Projects

The following are a list of a few notable projects. For more, view my full Github portfolio here

CollinGPT Series

Mostly coherent CollinGPT output, a lot of hallucination :/

It has become one of my bi-annual tradition at this point to fine-tune a local language model on a dataset I made from my text messages, essays, and journal entries. For me, it has come to serve as not just as a fun program to show to my friends, but also a metric for progress in LLMs and the tooling surrounding them.

My most recent attempt, CollinGPT-2, actually showed a lot of interesting progression. For one, I ended up starting with a base of the Chinese model Qwen-3, very different from the original base of a Llama 2 fine-tune, demonstrating the rise of Chinese companies in the AI space. I was also quite impressed by how easy it was to actually set up the scripts for the training process. I had originally used the Oobabooga Web UI to train my model, but wanted to use a full script to gain greater control and understanding. I found with the transformers, peft, and trl libraries, my training code didn’t end up being longer than about 200 lines, with it being straightforward to load the model and dataset, and add the LoRA for fine-tuning. The training process also was significantly faster owing to the smaller sized but similarly performant model (Qwen 3 8B vs Llama 2 13B) and the modern H200 I rented, only taking around 15-20 minutes. And finally llama.cpp (the GOAT of local LLMs) came in handy at the end to quantize the model and actually run it on my laptop.

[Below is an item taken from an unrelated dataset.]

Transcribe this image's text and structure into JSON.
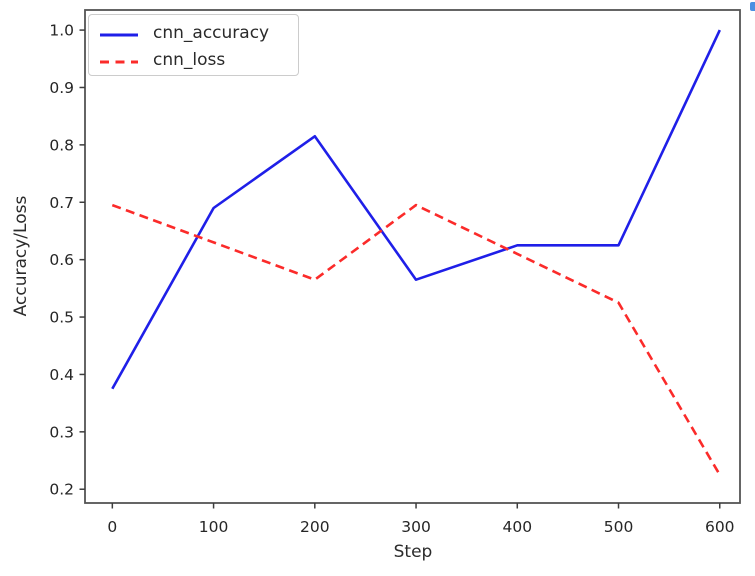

As in the first edition of CollinGPT, I ended up somewhat disappointed. While the model retained a lot of my writing style and remembered some bits of information about me, it constantly hallucinated facts about my life even though they were present both in the training data in the system prompt. It was fun to play around with and show to my friends, but it won’t be writing my emails anytime soon. The world will have to wait until 2027 for CollinGPT-3; hopefully the next edition will see improvement on these woes.

SQLLM

SQLLM is our team’s project submitted to the Georgia Tech Hacklytics Competition in February. I had a great time working with my friend to try and finish this project. We faced numerous setbacks in our short 36 hour window of working, with our other two groupmates being exhausted by the drive and unhealthy hackathon sleeping habits and our great difficulty in deciding on our project idea and tech stack.

Ultimately, we decided to go with a specific track that asked us to build a piece of software that would allow users to more easily interact with medical databases using AI. We focused on a more general database interaction tool in SQLLM. SQLLM, once connected to an existing database, asks users for a simple English language query, then uses CodeLlama-34B to translate this into a read-only query to the database. We also added a developer mode that lets advanced users modify queries before submission and submit queries that modify the database. Our solution was quite user friendly and was impressive considering the time limit involved.